I’m sometimes unconvinced by Elijah Wood as an actor, but he’s perfect here as the ever-more rattled sidekick, who realises too late that he might not be entirely up on, or even in on, what’s really going on. When I watched The Trust for the first earlier in the year, I was a bit dismissive of Jerry Lewis’s slightly unlikely cameo as Stone’s dad, but I think it’s a better bit of deadpan work than I gave him credit for.

The Trust is a fairly slight piece of work, put it is a proper piece of work, something that people were excited to make, were excited about making, and were honestly excited to have made. It’s not ‘rush out and buy it now’ brilliant, more ‘if it happens to be on the telly’, but you know. It’s not a shit version of Rocky but with rowing, it doesn’t feature any crusaders with terrible accents and thank Christ it doesn’t involve Nic Cage having to rescue another boring kid.

THE NUMBERS

3 — Waters says it took him 3 hours to make his plan of the building where the safe is hidden. This work is Da Vinci-esque, according to Stone.

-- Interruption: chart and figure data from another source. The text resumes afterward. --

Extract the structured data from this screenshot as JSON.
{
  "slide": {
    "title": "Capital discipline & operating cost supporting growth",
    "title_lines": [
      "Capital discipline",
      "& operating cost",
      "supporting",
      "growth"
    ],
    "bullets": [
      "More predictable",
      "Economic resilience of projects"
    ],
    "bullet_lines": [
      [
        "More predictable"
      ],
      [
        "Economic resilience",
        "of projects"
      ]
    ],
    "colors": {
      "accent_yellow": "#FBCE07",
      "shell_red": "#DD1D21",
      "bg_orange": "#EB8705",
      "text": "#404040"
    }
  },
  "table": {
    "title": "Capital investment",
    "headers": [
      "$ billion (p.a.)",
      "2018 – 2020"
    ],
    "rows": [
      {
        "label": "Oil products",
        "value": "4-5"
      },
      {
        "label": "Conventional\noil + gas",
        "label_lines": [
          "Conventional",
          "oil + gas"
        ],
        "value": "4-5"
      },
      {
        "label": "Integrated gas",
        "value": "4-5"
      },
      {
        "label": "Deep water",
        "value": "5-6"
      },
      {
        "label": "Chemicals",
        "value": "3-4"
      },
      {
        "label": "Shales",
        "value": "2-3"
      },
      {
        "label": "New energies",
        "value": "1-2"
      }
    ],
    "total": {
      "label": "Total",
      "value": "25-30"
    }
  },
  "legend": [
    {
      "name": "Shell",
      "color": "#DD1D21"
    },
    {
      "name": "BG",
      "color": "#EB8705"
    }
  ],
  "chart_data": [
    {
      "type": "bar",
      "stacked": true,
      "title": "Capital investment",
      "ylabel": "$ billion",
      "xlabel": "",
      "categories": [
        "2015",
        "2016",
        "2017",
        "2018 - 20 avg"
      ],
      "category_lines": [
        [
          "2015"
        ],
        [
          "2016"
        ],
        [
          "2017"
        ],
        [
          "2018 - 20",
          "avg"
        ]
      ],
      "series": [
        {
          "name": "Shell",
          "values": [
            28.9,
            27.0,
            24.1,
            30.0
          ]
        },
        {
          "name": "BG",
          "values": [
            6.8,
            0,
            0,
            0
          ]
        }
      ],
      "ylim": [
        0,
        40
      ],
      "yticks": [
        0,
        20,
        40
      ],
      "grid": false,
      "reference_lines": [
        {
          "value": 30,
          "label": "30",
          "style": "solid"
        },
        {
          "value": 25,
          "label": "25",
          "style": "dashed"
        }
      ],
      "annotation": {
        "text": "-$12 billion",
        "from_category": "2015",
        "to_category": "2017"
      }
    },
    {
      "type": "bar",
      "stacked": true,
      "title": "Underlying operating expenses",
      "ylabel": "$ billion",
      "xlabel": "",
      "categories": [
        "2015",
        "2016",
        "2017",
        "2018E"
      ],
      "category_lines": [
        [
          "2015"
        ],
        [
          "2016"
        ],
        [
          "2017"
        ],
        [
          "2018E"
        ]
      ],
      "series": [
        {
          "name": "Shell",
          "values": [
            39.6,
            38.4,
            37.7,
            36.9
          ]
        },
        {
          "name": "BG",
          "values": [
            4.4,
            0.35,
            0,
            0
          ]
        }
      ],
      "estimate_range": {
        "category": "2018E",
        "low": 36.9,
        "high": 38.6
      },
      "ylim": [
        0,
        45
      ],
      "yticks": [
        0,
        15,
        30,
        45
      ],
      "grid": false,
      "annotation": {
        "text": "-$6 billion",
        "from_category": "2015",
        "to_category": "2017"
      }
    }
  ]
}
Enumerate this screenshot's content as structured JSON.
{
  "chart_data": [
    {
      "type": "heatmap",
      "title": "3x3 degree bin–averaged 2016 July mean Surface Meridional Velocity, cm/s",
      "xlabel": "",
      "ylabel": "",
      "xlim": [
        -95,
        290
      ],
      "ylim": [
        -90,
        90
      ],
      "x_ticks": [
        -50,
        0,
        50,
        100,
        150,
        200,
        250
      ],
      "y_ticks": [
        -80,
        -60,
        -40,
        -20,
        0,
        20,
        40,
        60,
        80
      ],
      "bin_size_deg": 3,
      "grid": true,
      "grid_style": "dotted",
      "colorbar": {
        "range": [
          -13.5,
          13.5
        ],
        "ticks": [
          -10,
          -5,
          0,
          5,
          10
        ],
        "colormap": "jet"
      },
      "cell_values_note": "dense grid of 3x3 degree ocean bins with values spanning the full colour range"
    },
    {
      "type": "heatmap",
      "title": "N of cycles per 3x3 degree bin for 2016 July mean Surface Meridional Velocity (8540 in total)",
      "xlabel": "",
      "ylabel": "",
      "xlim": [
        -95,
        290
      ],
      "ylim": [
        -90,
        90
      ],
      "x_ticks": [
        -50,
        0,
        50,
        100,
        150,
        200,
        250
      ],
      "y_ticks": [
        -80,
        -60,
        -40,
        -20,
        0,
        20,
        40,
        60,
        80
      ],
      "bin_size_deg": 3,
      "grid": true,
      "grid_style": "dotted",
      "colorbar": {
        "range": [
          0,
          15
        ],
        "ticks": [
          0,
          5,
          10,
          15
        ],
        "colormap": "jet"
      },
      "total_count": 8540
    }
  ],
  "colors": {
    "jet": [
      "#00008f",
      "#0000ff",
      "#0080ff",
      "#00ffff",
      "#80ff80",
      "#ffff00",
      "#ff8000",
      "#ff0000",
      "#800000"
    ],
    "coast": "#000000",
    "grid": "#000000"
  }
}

5 — Stone becomes suspicious that the drug dealer he’s tailing is bothering to show up 5 nights a week on time to stock a bar, instead of spending all his drugs money.

6 — When the drill they’re using to access the safe breaks, they have a quarter of an inch left, which is about 6mm.

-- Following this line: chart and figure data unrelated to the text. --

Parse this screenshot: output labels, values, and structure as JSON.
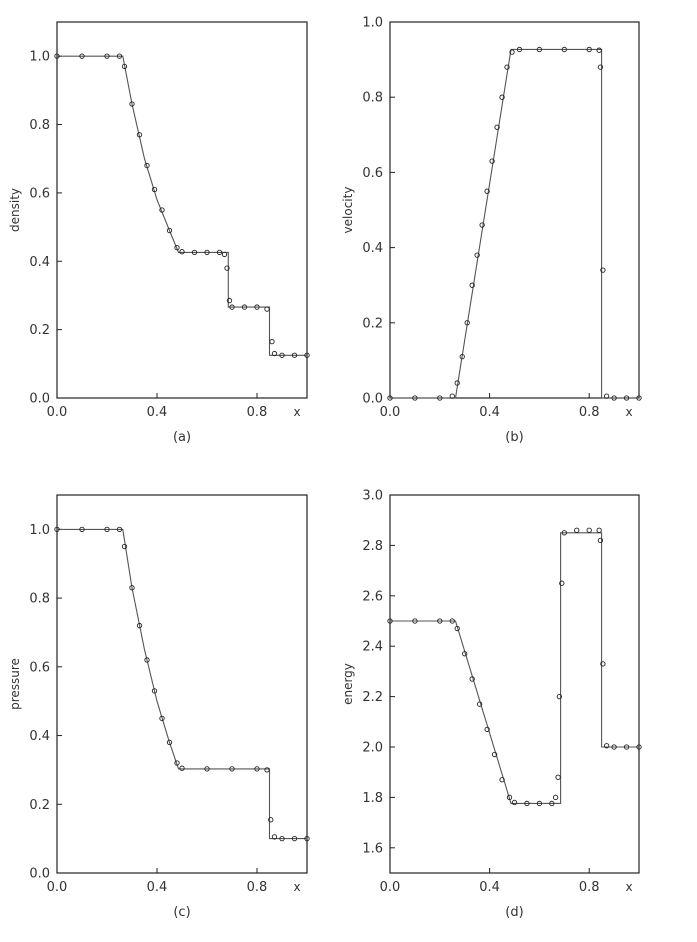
{
  "chart_data": [
    {
      "type": "line",
      "panel_label": "(a)",
      "xlabel": "x",
      "ylabel": "density",
      "xlim": [
        0.0,
        1.0
      ],
      "ylim": [
        0.0,
        1.1
      ],
      "xticks": [
        0.0,
        0.4,
        0.8
      ],
      "xtick_labels": [
        "0.0",
        "0.4",
        "0.8"
      ],
      "yticks": [
        0.0,
        0.2,
        0.4,
        0.6,
        0.8,
        1.0
      ],
      "ytick_labels": [
        "0.0",
        "0.2",
        "0.4",
        "0.6",
        "0.8",
        "1.0"
      ],
      "grid": false,
      "legend": "none",
      "series": [
        {
          "style": "line",
          "x": [
            0.0,
            0.263,
            0.3,
            0.35,
            0.4,
            0.45,
            0.486,
            0.685,
            0.685,
            0.85,
            0.85,
            1.0
          ],
          "y": [
            1.0,
            1.0,
            0.86,
            0.7,
            0.58,
            0.49,
            0.426,
            0.426,
            0.266,
            0.266,
            0.125,
            0.125
          ]
        },
        {
          "style": "markers",
          "x": [
            0.0,
            0.1,
            0.2,
            0.25,
            0.27,
            0.3,
            0.33,
            0.36,
            0.39,
            0.42,
            0.45,
            0.48,
            0.5,
            0.55,
            0.6,
            0.65,
            0.67,
            0.68,
            0.69,
            0.7,
            0.75,
            0.8,
            0.84,
            0.86,
            0.87,
            0.9,
            0.95,
            1.0
          ],
          "y": [
            1.0,
            1.0,
            1.0,
            1.0,
            0.97,
            0.86,
            0.77,
            0.68,
            0.61,
            0.55,
            0.49,
            0.44,
            0.428,
            0.426,
            0.426,
            0.426,
            0.42,
            0.38,
            0.285,
            0.266,
            0.266,
            0.266,
            0.26,
            0.165,
            0.13,
            0.125,
            0.125,
            0.125
          ]
        }
      ]
    },
    {
      "type": "line",
      "panel_label": "(b)",
      "xlabel": "x",
      "ylabel": "velocity",
      "xlim": [
        0.0,
        1.0
      ],
      "ylim": [
        0.0,
        1.0
      ],
      "xticks": [
        0.0,
        0.4,
        0.8
      ],
      "xtick_labels": [
        "0.0",
        "0.4",
        "0.8"
      ],
      "yticks": [
        0.0,
        0.2,
        0.4,
        0.6,
        0.8,
        1.0
      ],
      "ytick_labels": [
        "0.0",
        "0.2",
        "0.4",
        "0.6",
        "0.8",
        "1.0"
      ],
      "grid": false,
      "legend": "none",
      "series": [
        {
          "style": "line",
          "x": [
            0.0,
            0.263,
            0.486,
            0.85,
            0.85,
            1.0
          ],
          "y": [
            0.0,
            0.0,
            0.927,
            0.927,
            0.0,
            0.0
          ]
        },
        {
          "style": "markers",
          "x": [
            0.0,
            0.1,
            0.2,
            0.25,
            0.27,
            0.29,
            0.31,
            0.33,
            0.35,
            0.37,
            0.39,
            0.41,
            0.43,
            0.45,
            0.47,
            0.49,
            0.52,
            0.6,
            0.7,
            0.8,
            0.84,
            0.845,
            0.855,
            0.87,
            0.9,
            0.95,
            1.0
          ],
          "y": [
            0.0,
            0.0,
            0.0,
            0.005,
            0.04,
            0.11,
            0.2,
            0.3,
            0.38,
            0.46,
            0.55,
            0.63,
            0.72,
            0.8,
            0.88,
            0.92,
            0.927,
            0.927,
            0.927,
            0.927,
            0.925,
            0.88,
            0.34,
            0.005,
            0.0,
            0.0,
            0.0
          ]
        }
      ]
    },
    {
      "type": "line",
      "panel_label": "(c)",
      "xlabel": "x",
      "ylabel": "pressure",
      "xlim": [
        0.0,
        1.0
      ],
      "ylim": [
        0.0,
        1.1
      ],
      "xticks": [
        0.0,
        0.4,
        0.8
      ],
      "xtick_labels": [
        "0.0",
        "0.4",
        "0.8"
      ],
      "yticks": [
        0.0,
        0.2,
        0.4,
        0.6,
        0.8,
        1.0
      ],
      "ytick_labels": [
        "0.0",
        "0.2",
        "0.4",
        "0.6",
        "0.8",
        "1.0"
      ],
      "grid": false,
      "legend": "none",
      "series": [
        {
          "style": "line",
          "x": [
            0.0,
            0.263,
            0.3,
            0.35,
            0.4,
            0.45,
            0.486,
            0.85,
            0.85,
            1.0
          ],
          "y": [
            1.0,
            1.0,
            0.83,
            0.65,
            0.5,
            0.38,
            0.303,
            0.303,
            0.1,
            0.1
          ]
        },
        {
          "style": "markers",
          "x": [
            0.0,
            0.1,
            0.2,
            0.25,
            0.27,
            0.3,
            0.33,
            0.36,
            0.39,
            0.42,
            0.45,
            0.48,
            0.5,
            0.6,
            0.7,
            0.8,
            0.84,
            0.855,
            0.87,
            0.9,
            0.95,
            1.0
          ],
          "y": [
            1.0,
            1.0,
            1.0,
            1.0,
            0.95,
            0.83,
            0.72,
            0.62,
            0.53,
            0.45,
            0.38,
            0.32,
            0.305,
            0.303,
            0.303,
            0.303,
            0.3,
            0.155,
            0.105,
            0.1,
            0.1,
            0.1
          ]
        }
      ]
    },
    {
      "type": "line",
      "panel_label": "(d)",
      "xlabel": "x",
      "ylabel": "energy",
      "xlim": [
        0.0,
        1.0
      ],
      "ylim": [
        1.5,
        3.0
      ],
      "xticks": [
        0.0,
        0.4,
        0.8
      ],
      "xtick_labels": [
        "0.0",
        "0.4",
        "0.8"
      ],
      "yticks": [
        1.6,
        1.8,
        2.0,
        2.2,
        2.4,
        2.6,
        2.8,
        3.0
      ],
      "ytick_labels": [
        "1.6",
        "1.8",
        "2.0",
        "2.2",
        "2.4",
        "2.6",
        "2.8",
        "3.0"
      ],
      "grid": false,
      "legend": "none",
      "series": [
        {
          "style": "line",
          "x": [
            0.0,
            0.263,
            0.486,
            0.685,
            0.685,
            0.85,
            0.85,
            1.0
          ],
          "y": [
            2.5,
            2.5,
            1.776,
            1.776,
            2.85,
            2.85,
            2.0,
            2.0
          ]
        },
        {
          "style": "markers",
          "x": [
            0.0,
            0.1,
            0.2,
            0.25,
            0.27,
            0.3,
            0.33,
            0.36,
            0.39,
            0.42,
            0.45,
            0.48,
            0.5,
            0.55,
            0.6,
            0.65,
            0.665,
            0.675,
            0.68,
            0.69,
            0.7,
            0.75,
            0.8,
            0.84,
            0.845,
            0.855,
            0.87,
            0.9,
            0.95,
            1.0
          ],
          "y": [
            2.5,
            2.5,
            2.5,
            2.5,
            2.47,
            2.37,
            2.27,
            2.17,
            2.07,
            1.97,
            1.87,
            1.8,
            1.78,
            1.776,
            1.776,
            1.776,
            1.8,
            1.88,
            2.2,
            2.65,
            2.85,
            2.86,
            2.86,
            2.86,
            2.82,
            2.33,
            2.005,
            2.0,
            2.0,
            2.0
          ]
        }
      ]
    }
  ]
}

10 — The special drill they order costs them 10 grand each. I’d be happy with the 10 grand to be honest. Pay off a bit of debt, go on a little holiday.

18 — When a security guard comes to check on the apartment they pretend they’re on a police observation assignment, telling him they’ve been there for 18 hours.

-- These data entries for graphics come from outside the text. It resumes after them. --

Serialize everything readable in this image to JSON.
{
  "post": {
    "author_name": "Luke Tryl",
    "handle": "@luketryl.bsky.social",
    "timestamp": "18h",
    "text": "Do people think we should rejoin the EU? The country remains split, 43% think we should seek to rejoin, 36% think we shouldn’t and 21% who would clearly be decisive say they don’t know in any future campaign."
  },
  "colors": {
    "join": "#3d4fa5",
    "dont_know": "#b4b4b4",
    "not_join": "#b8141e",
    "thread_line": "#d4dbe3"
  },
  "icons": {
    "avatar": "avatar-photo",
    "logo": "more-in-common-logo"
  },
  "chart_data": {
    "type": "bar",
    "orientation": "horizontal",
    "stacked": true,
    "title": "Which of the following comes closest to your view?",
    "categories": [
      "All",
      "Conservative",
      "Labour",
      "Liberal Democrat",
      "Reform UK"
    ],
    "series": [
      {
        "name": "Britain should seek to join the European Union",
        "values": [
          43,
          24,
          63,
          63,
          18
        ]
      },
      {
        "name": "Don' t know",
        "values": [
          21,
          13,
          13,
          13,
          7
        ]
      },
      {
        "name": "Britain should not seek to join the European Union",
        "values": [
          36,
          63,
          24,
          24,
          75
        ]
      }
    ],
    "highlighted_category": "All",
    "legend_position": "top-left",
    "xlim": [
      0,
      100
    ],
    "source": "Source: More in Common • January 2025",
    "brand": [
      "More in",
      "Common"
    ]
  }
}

28 — The opening shot of the film includes Las Vegas’s High Roller Ferris wheel, which has 28 cabins.

3, 5, 6, 10, 18 and 28.

The numbers which, will, presumably, win me the National Lottery.

It can’t not work.

It can’t.

THE RESULT

Lottery draw: 2169

Date: Wednesday 5 October, 2016

Jackpot: £16,333,383

Draw machine: Lancelot

Ball set: 7

Balls drawn: 11,16,25,37,43,44

Bonus ball: 39

Numbers selected: 3,5,6,10,18,28

Matching balls: 0

Numbers selected (lucky dip): N/A

Matching balls (lucky dip): N/A

Winnings: £0 (£0 to date)

Total Profit/Loss: £-150

0 numbers.

Well.

Piss.

Cost of playing the lottery based on Nicolas Cage films:

£150 (It would have been £152 I forgot to buy a ticket that one week, although I wouldn’t have won anything anyway.)

Winnings:

£0

10 months of Nicolas Cage films and if anything I’m even more destitute and miserable than I was when I started.

So what have we learned?

Is it the case that you cannot, in fact, win the National Lottery simply by watching every film Nicolas Cage as ever made? Was the whole premise completely flawed, and if I’m honest, just an attempt to give a vague sense of structure to a series of film reviews? Is the real lesson you learn by watching Nicolas Cage films the friends you made along the way?

No

Because of course, I haven’t seen every film Nicolas Cage has ever made.

Yet.

I mean, there are two Nicolas Cage films out right now that I haven’t seen because I don’t live in either the USA or the Philippines.

IMDB lists no less than six others being to be released between now and then end of 2017. The man is a goddamned movie-making machine.

But in the meantime, maybe I’ll try watching a film that doesn’t have Nicolas Cage in.